Work queues allow you to scale up and down the set of consumer instances to keep up with the pace of messages being produced, similar to how one scales up and down the number of API servers behind a load balancer to keep up with the request load. If your system gets a sudden rush of traffic, producing more messages than usual, you can simply spin up a few more consumer instances until you drain the backlog.
The more powerful queue servers can actually support both patterns at the same time: multiple logically distinct consumers see all the same messages (broadcast), but each of those logically distinct consumers can have multiple instances running to share the workload (work queue).
Handling Errors
So far we’ve discussed how queues operate when everything goes right, but what happens when a consumer fails to process a message successfully? What if the consumer has a bug that causes it to throw an exception or crash every time it tries to process a particular message?
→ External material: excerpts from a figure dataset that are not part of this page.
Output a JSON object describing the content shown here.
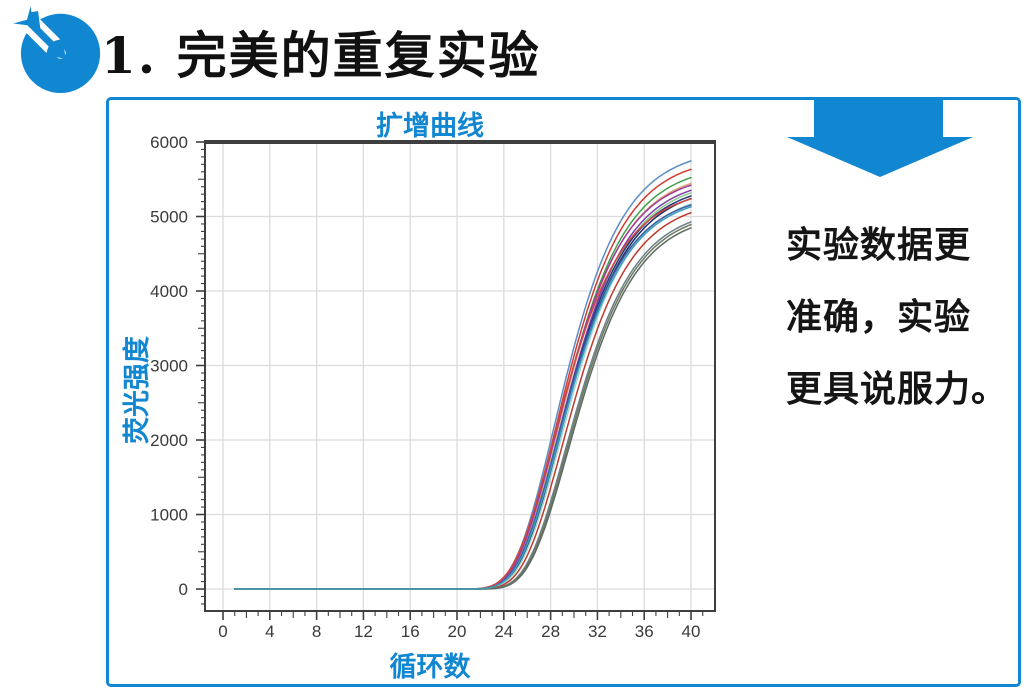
{
  "accent": "#1287d1",
  "header": {
    "title": "1. 完美的重复实验"
  },
  "panel": {
    "note_lines": [
      "实验数据更",
      "准确，实验",
      "更具说服力。"
    ]
  },
  "chart_data": {
    "type": "line",
    "title": "扩增曲线",
    "xlabel": "循环数",
    "ylabel": "荧光强度",
    "xlim": [
      -1.54,
      42.05
    ],
    "ylim": [
      -295,
      6000
    ],
    "x_major_ticks": [
      0,
      4,
      8,
      12,
      16,
      20,
      24,
      28,
      32,
      36,
      40
    ],
    "x_minor_step": 1,
    "y_major_ticks": [
      0,
      1000,
      2000,
      3000,
      4000,
      5000,
      6000
    ],
    "y_minor_step": 100,
    "grid": {
      "vertical_at_x_major": true,
      "horizontal_at_y_major": true,
      "color": "#dcdcdc"
    },
    "axis_color": "#3f3f3f",
    "tick_label_color": "#3a3a3a",
    "legend": "none",
    "curve_model": "gompertz: y = plateau*exp(-exp(-rate*(cycle-midpoint)))",
    "x_range": [
      1,
      40
    ],
    "rate": 0.3,
    "series": [
      {
        "color": "#5b8ec4",
        "plateau": 5920,
        "midpoint": 28.3
      },
      {
        "color": "#d03b32",
        "plateau": 5810,
        "midpoint": 28.4
      },
      {
        "color": "#3fa04a",
        "plateau": 5700,
        "midpoint": 28.5
      },
      {
        "color": "#d9a877",
        "plateau": 5620,
        "midpoint": 28.5
      },
      {
        "color": "#a13a9e",
        "plateau": 5590,
        "midpoint": 28.4
      },
      {
        "color": "#7d3fa8",
        "plateau": 5530,
        "midpoint": 28.6
      },
      {
        "color": "#8fc98f",
        "plateau": 5500,
        "midpoint": 28.7
      },
      {
        "color": "#243b7a",
        "plateau": 5450,
        "midpoint": 28.6
      },
      {
        "color": "#1d2b5f",
        "plateau": 5420,
        "midpoint": 28.7
      },
      {
        "color": "#d04a42",
        "plateau": 5390,
        "midpoint": 28.2
      },
      {
        "color": "#9fd6d2",
        "plateau": 5350,
        "midpoint": 28.8
      },
      {
        "color": "#3a5fa8",
        "plateau": 5320,
        "midpoint": 28.5
      },
      {
        "color": "#c0392b",
        "plateau": 5240,
        "midpoint": 29.0
      },
      {
        "color": "#6b7f8c",
        "plateau": 5130,
        "midpoint": 29.3
      },
      {
        "color": "#707a5c",
        "plateau": 5100,
        "midpoint": 29.4
      },
      {
        "color": "#5a6b66",
        "plateau": 5060,
        "midpoint": 29.5
      },
      {
        "color": "#3d9fb8",
        "plateau": 5300,
        "midpoint": 28.6
      }
    ]
  }
}
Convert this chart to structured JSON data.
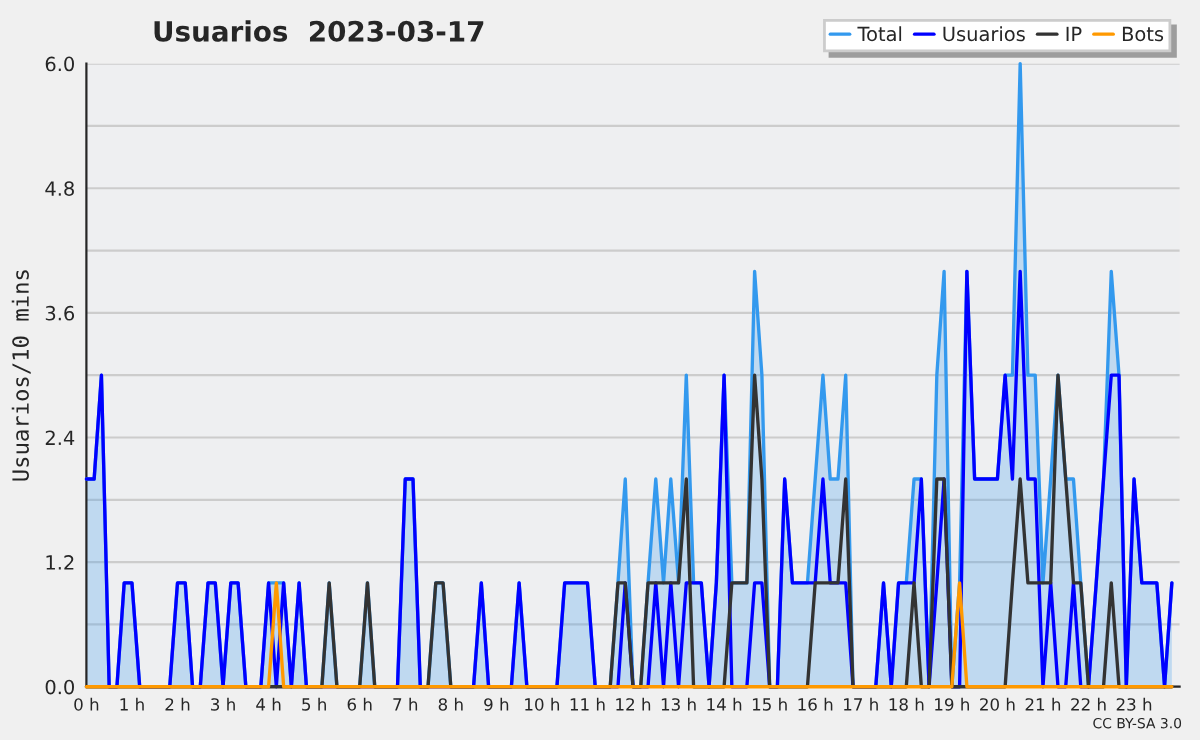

By default, the queue will just try to redeliver this poison pill message to the consumer every time it asks for new messages, and the consumer will fail to make progress. As the producer continues to publish new messages, they just accumulate, creating a large backlog that eventually fills the space available to the queue. At that point the queue will start rejecting new messages from the producer, causing errors with your API servers.
We typically avoid this scenario by configuring the queue to retry delivery a fixed number of times, and if it continues to fail, move the unprocessed message to a different queue, known as the dead letter queue. This is just a queue, like any other, but it is reserved for messages that were never processed successfully.

Once you fix the bug in the consumer that caused the message processing failure, you can move all the messages accumulated in the dead letter queue back into the main queue. The newly-fixed consumer will naturally receive and process them as if they had just been published, and no messages will be lost!